Note: Clicking on the small pictures in the body will bring up a larger (15-20k) one.

Royal 1000/1000D(-1)

Royal 2000 (companion)

Royal 3000(-1)

Royal 7000(-1|-2)/D7000Y


Leather & Vinyl cases for 1000 series -1 Power supplies 1000 and 3000 battery cases

Zenith was one of the first into transistor radios as well though the first transistor Trans-Oceanic did not appear until late 1957 for the 1958 model year.

Initially, Zenith used the "Royal" designation to indicate transistor radios as so the first was the Royal 1000. Advertising at work here since the 1000 was a nine transistor unit as indicated by the 9AT prefix on the chassis number for that year. The "T" was added to indicate transistor. Through the Royal 7000-1, Zenith chassis carried the model group "40" and varients (Royal 1000-D used the old leather group: 41, Some 3000-1's used 43).

Royal 1000 (D | -1) (1957-1963)

Introduced at U$250.00 in 1957, the 1000 was shortly joined by the $275.00 1000D which provided a new long wave (200-400kc) band (LW marking below AM on band select dial). In 1963 the 1000 became available as a "-1" which meant there was provision for an external 12v power supply which used a subminiature (3/32") phone jack. However the 1000D was discontinued in 1962 so is unlikely that any 1000D-1s were sold (never say never).

Other bands are similar to last 600s with the addition of a 13m band that was dropped on the 3000 and reintroduced for the Royal 7000.
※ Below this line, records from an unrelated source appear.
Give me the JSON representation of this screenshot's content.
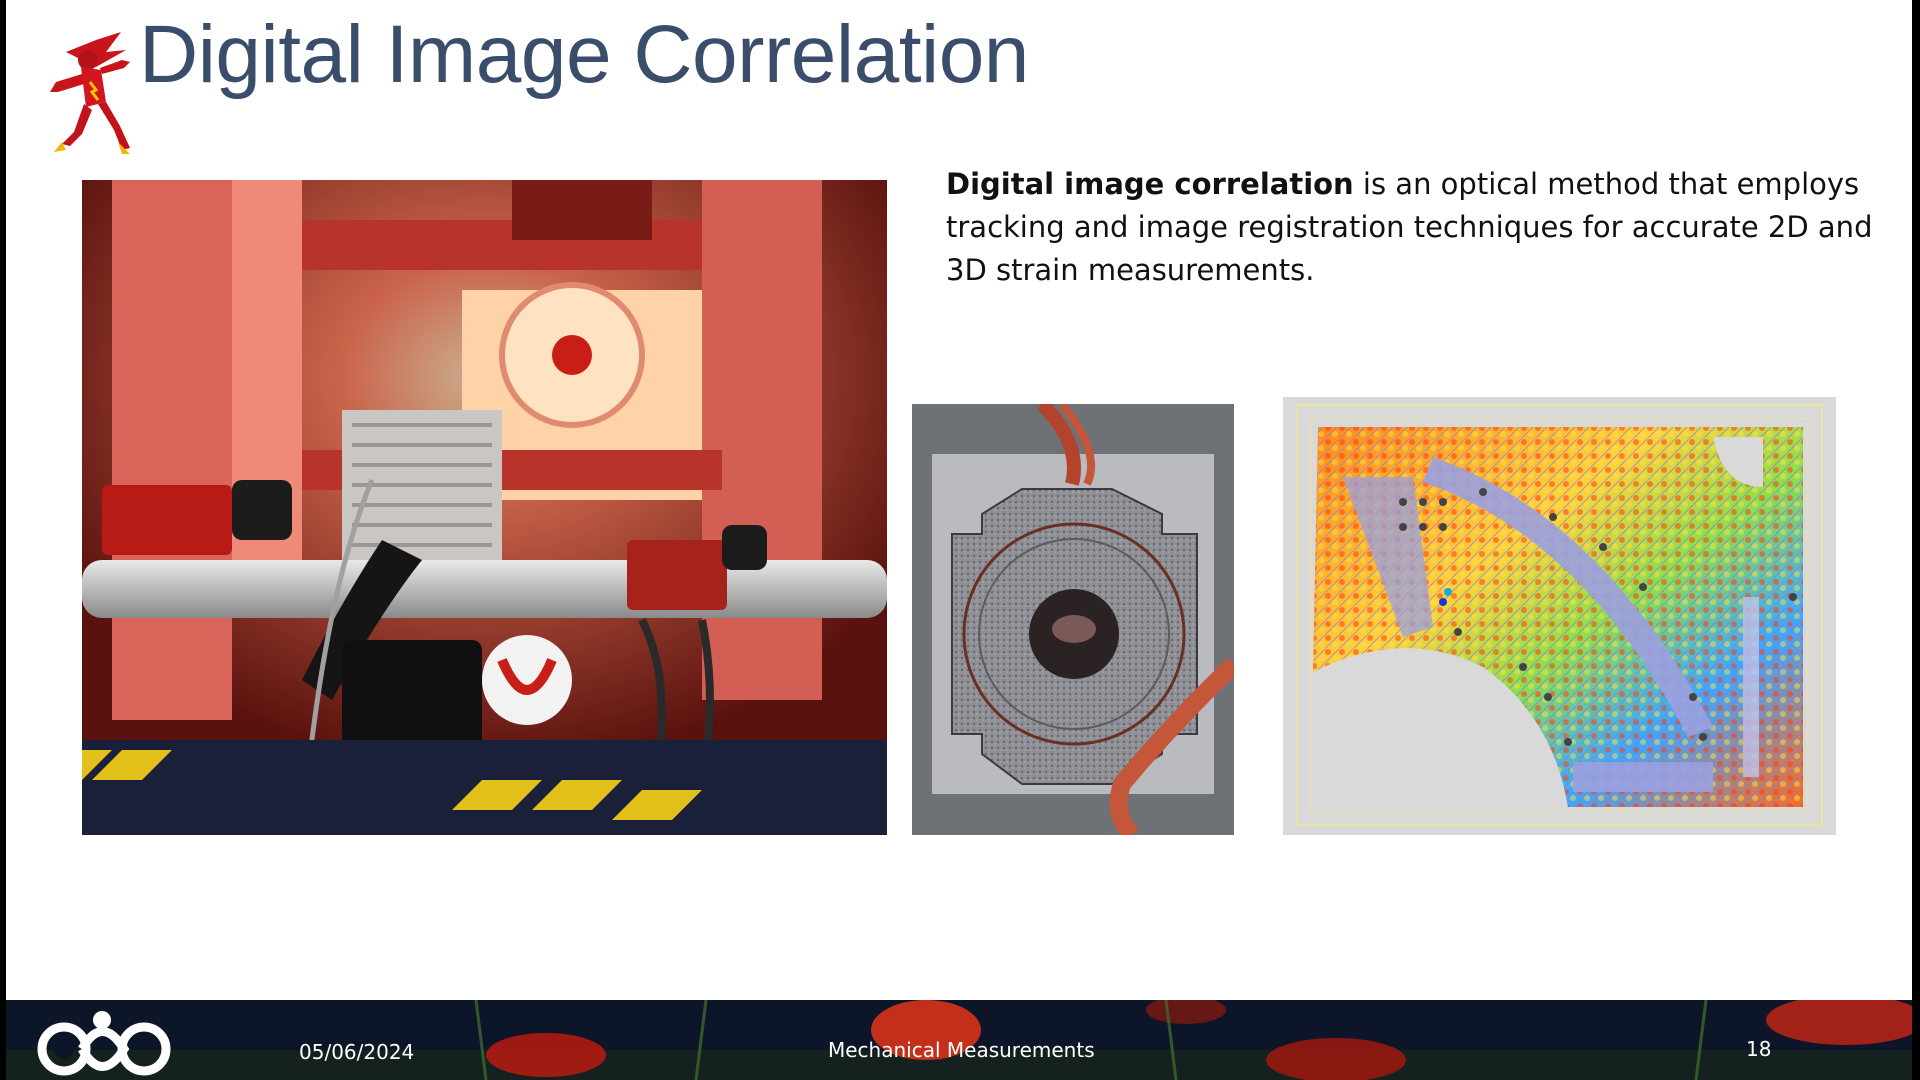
{
  "slide": {
    "title": "Digital Image Correlation",
    "description_bold": "Digital image correlation",
    "description_rest": " is an optical method that employs tracking and image registration techniques for accurate 2D and 3D strain measurements.",
    "mascot_icon": "flash-runner-icon"
  },
  "images": {
    "left": "lab-test-rig-photo",
    "middle": "speckle-specimen-photo",
    "right": "strain-map-image"
  },
  "footer": {
    "logo_icon": "institute-logo-icon",
    "date": "05/06/2024",
    "course": "Mechanical Measurements",
    "page_number": "18"
  },
  "colors": {
    "title": "#3a4d6b",
    "text": "#111111",
    "footer_text": "#ffffff"
  }
}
The Budlong designed case is an elegant black leather and chrome combination though early units were plagued by shrinkage of the leather and pitting/blistering of the chrome. This problem was shared with the Royal 3000 but cured with the introduction of the Royal 7000.

Easily identified by the two horizontal knobs for volume and tone, many think the simple panel design of the 1000 series make it the most elegant of the transistor units.

While the two models, Royal 1000 and Royal 1000D are very similar, with only the LW band of the D setting it apart electrically, still Zenith made it easy to tell them apart externally: on the Royal 1000, the band at the junction of the front cover halves with the legend "All Transistor Trans - Oceanic" as well as the knobs and the lower face plate are of a chrome/silver color while on the 1000-D they are bronze/gold.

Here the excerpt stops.